Poulpe : début de campagne encourageant

La situation des ressources céphalopodières serait-elle en amélioration ? Les statistiques des captures de poulpe dans les principaux points de débarquements de la pêche artisanale sont en tout cas en hausse. Ainsi, durant les 13 premiers jours de la présente campagne, du 1er au au 15 décembre (dont deux jours de repos), le tonnage de poulpe débarqué par la pêche artisanale au  niveau des 3 sites relevant de Dakhla est de  2.086 tonnes pour une valeur de 75 millions dirhams.
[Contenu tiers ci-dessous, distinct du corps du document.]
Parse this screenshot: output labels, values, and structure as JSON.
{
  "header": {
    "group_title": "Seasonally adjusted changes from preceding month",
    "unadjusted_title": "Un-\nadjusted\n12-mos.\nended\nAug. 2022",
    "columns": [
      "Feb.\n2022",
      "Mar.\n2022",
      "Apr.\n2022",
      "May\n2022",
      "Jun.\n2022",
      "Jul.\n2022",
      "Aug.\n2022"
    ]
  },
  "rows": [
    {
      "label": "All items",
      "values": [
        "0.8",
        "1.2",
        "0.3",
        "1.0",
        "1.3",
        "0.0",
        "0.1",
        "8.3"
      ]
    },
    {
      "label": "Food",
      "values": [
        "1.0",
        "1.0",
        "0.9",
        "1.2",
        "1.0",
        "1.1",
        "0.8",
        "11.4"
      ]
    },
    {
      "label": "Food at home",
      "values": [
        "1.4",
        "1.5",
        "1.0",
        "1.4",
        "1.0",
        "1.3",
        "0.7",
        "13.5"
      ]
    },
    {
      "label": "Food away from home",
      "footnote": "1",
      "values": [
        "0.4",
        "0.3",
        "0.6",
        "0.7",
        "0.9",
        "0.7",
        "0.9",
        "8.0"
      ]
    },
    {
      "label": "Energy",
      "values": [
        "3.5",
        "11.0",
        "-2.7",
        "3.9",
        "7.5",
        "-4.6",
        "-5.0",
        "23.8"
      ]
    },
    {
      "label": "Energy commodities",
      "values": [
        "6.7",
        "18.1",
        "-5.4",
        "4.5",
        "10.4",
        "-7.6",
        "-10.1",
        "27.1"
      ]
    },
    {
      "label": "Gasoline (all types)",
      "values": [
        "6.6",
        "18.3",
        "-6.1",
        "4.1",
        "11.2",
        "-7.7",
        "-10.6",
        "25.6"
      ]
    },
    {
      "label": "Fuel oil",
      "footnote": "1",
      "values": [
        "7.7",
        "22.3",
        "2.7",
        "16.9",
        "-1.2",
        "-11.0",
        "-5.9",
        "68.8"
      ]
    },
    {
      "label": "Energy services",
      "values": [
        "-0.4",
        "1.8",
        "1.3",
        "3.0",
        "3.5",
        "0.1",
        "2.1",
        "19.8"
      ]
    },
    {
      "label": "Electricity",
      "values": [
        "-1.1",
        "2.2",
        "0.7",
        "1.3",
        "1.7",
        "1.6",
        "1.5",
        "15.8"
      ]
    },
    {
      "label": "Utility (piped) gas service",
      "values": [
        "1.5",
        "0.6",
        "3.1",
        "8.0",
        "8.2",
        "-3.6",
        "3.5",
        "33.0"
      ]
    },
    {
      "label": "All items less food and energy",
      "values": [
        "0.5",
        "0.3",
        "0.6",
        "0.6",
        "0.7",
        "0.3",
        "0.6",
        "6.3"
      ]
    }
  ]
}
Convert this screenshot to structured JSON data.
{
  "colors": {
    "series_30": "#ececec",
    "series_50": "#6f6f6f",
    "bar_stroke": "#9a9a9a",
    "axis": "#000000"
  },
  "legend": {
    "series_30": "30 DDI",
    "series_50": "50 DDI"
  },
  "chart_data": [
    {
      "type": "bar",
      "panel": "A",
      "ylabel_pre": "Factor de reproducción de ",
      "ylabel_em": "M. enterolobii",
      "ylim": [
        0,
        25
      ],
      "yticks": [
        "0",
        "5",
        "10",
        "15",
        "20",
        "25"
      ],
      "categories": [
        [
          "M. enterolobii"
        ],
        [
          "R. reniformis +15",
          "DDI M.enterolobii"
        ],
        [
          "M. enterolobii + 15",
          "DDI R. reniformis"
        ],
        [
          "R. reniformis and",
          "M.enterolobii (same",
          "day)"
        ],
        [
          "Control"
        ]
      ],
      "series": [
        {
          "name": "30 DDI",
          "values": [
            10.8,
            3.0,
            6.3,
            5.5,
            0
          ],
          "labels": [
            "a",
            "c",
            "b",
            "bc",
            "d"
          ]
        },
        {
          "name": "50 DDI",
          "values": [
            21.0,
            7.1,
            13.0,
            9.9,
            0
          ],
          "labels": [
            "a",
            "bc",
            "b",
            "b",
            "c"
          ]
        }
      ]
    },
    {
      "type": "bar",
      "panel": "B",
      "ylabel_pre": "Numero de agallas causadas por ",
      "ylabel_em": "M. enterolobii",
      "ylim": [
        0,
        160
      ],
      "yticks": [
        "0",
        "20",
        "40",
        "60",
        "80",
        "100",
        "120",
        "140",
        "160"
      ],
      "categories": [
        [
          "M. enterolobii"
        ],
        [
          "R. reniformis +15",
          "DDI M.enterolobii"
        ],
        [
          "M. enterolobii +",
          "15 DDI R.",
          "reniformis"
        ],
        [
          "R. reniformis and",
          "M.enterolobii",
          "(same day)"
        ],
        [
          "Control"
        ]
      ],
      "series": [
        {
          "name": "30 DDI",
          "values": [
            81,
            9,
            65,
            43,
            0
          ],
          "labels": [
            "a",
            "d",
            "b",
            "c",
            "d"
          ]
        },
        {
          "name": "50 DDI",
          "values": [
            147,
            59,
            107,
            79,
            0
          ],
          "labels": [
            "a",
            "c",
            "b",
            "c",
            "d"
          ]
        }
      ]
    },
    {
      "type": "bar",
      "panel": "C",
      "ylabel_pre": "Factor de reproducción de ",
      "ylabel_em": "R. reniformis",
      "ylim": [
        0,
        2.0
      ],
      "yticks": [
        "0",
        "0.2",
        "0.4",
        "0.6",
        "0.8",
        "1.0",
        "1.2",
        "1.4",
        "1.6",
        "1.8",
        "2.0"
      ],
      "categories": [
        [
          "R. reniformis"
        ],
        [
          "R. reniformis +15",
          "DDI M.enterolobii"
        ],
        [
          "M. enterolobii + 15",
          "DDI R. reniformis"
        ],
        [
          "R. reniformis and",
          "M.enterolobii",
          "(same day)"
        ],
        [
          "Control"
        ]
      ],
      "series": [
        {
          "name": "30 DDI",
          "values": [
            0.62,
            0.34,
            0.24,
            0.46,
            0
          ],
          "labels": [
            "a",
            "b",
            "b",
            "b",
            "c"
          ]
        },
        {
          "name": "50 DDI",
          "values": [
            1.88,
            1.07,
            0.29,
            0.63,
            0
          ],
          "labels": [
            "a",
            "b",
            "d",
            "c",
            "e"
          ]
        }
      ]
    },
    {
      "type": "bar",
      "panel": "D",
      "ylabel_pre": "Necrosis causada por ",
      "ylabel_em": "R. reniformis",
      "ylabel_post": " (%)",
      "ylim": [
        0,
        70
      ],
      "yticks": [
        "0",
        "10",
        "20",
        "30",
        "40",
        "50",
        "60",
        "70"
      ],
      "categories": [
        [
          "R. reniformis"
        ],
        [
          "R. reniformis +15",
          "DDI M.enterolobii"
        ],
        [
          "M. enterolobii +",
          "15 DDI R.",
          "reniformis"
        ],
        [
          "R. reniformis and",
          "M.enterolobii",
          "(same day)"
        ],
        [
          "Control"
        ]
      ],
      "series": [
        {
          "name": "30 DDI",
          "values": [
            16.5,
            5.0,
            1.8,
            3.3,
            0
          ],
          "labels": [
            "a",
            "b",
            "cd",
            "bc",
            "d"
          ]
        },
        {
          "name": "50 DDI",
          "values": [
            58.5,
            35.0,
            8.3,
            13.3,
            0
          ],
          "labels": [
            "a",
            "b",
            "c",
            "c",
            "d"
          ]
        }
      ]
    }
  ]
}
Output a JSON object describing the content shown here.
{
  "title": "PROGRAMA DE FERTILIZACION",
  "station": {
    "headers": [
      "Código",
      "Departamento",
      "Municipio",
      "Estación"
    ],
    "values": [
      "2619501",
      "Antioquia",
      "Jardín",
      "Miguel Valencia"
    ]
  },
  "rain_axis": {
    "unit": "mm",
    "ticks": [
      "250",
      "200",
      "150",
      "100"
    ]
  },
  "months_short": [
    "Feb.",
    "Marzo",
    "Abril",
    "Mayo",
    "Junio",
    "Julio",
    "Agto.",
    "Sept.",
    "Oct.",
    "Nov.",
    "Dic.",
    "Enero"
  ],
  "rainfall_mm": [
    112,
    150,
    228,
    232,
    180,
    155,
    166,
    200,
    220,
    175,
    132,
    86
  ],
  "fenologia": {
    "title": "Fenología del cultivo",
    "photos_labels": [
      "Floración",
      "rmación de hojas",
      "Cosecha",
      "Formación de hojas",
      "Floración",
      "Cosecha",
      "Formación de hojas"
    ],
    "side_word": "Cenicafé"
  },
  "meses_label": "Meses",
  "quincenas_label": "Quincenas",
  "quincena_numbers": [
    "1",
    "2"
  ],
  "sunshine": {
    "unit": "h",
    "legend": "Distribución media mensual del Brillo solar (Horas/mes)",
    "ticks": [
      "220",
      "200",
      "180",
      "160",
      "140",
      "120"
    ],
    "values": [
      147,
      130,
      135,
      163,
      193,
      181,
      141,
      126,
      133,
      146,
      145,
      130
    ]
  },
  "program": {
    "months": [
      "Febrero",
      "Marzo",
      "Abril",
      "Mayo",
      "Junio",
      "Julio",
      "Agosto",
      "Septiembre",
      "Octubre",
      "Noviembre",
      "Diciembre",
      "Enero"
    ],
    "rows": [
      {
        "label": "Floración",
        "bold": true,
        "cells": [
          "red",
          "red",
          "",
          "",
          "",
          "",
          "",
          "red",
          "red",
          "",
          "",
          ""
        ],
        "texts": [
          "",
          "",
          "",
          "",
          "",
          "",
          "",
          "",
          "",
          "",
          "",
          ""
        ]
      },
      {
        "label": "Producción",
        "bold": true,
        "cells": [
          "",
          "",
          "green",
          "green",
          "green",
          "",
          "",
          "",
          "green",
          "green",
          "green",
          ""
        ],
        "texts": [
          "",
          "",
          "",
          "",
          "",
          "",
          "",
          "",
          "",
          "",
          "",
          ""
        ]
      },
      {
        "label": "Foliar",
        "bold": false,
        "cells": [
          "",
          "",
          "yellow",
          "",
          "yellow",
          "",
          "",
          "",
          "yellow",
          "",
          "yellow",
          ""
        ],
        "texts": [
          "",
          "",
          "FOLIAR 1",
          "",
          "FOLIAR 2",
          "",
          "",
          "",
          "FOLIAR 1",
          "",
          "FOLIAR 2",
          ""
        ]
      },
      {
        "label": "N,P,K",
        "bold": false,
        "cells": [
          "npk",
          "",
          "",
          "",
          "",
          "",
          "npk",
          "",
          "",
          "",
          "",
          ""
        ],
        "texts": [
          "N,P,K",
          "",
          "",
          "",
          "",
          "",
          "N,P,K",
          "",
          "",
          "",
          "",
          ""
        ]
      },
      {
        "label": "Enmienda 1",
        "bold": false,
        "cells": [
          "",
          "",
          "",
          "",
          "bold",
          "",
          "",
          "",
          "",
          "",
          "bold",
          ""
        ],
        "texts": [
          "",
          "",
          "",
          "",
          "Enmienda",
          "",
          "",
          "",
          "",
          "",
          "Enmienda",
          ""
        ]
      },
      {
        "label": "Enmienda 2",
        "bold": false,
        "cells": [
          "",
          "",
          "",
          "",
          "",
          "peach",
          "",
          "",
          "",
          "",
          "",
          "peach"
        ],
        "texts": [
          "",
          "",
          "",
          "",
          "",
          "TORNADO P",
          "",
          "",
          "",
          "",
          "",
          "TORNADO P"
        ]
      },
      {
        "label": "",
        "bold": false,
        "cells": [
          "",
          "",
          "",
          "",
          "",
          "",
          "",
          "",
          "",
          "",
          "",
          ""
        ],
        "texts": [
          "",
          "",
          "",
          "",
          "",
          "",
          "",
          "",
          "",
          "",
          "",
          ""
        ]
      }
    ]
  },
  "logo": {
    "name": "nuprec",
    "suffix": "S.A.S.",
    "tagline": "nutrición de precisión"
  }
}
Les rendements moyens par sortie et par barque vont de 2 614 dirhams par jour d’activité, (site de Lassarga), à 3410 dirhams (N’térift) jusqu’à 4014 dirhams (Labouirda). Le poulpe est commercialisé dans ses différentes zones entre  34,9 et 38,09 dirhams le kilogramme dans ses différents points.
Les rendements moyens par barque enregistrés  actuellement sont meilleurs que ceux de la campagne d’août-septembre, avec des ratios qui ne dépassaient pas 1172 dirhams par jour dans les meilleurs cas.
Prudent, l’Office national des pêches rappelle que la campagne d’août est connue pour être relativement faible par rapport aux autres périodes de l’année. De plus, le démarrage de la campagne se fait sur les chapeaux de roues et par la suite, les prises ont tendance à se stabiliser ou à faiblir. Le commentaire est donc prudent en attendant la fin de la campagne.
C’est dire, note-t-on à l’ONP,  que les débarquements de poulpe diffèrent d’une campagne à l’autre.
Mais il est à remarquer qu’en comparaison avec les deux dernières campagnes celle en cours constitue, pour le moment, un record en rendement par barque au niveau du tonnage et un quasi-record au niveau de la valeur.
Et ce en comparaison avec la moyenne des campagnes précédentes (calculées pour l’ensemble de la campagne).
La pêche poulpière artisanale emploie un grand nombre de pêcheurs, dont le chiffre global dépasserait les 15.000 personnes. Par le passé, la dynamique de croissance de ce secteur s’est développée essentiellement autour de l’exploitation saisonnière d’une seule espèce le « poulpe ». Elle s’est également développée en dehors des circuits formels, et ce, du fait que les transactions commerciales échappent le plus souvent aux halles au poisson qui constituent le centre de la chaîne de valorisation des produits de la pêche. Pour remédier à la situation l’ONP a investi 30 millions de dirhams dans la construction de halles au poisson  dans 6 villages implantés dans les provinces du Sud et qui répondent aux normes les plus modernes.
Parallèlement, dans le cadre des efforts de structuration, de développement, de sédentarisation et de pérennisation de la pêche artisanale, il est prévu d’investir, en partenariat avec l’Agence du Sud, 915 millions de dirhams sur la période 2005-2009, dont 150 millions de dirhams à la charge de l’ONP. Ces projets concernent notamment l’équipement de 7 villages de pêche.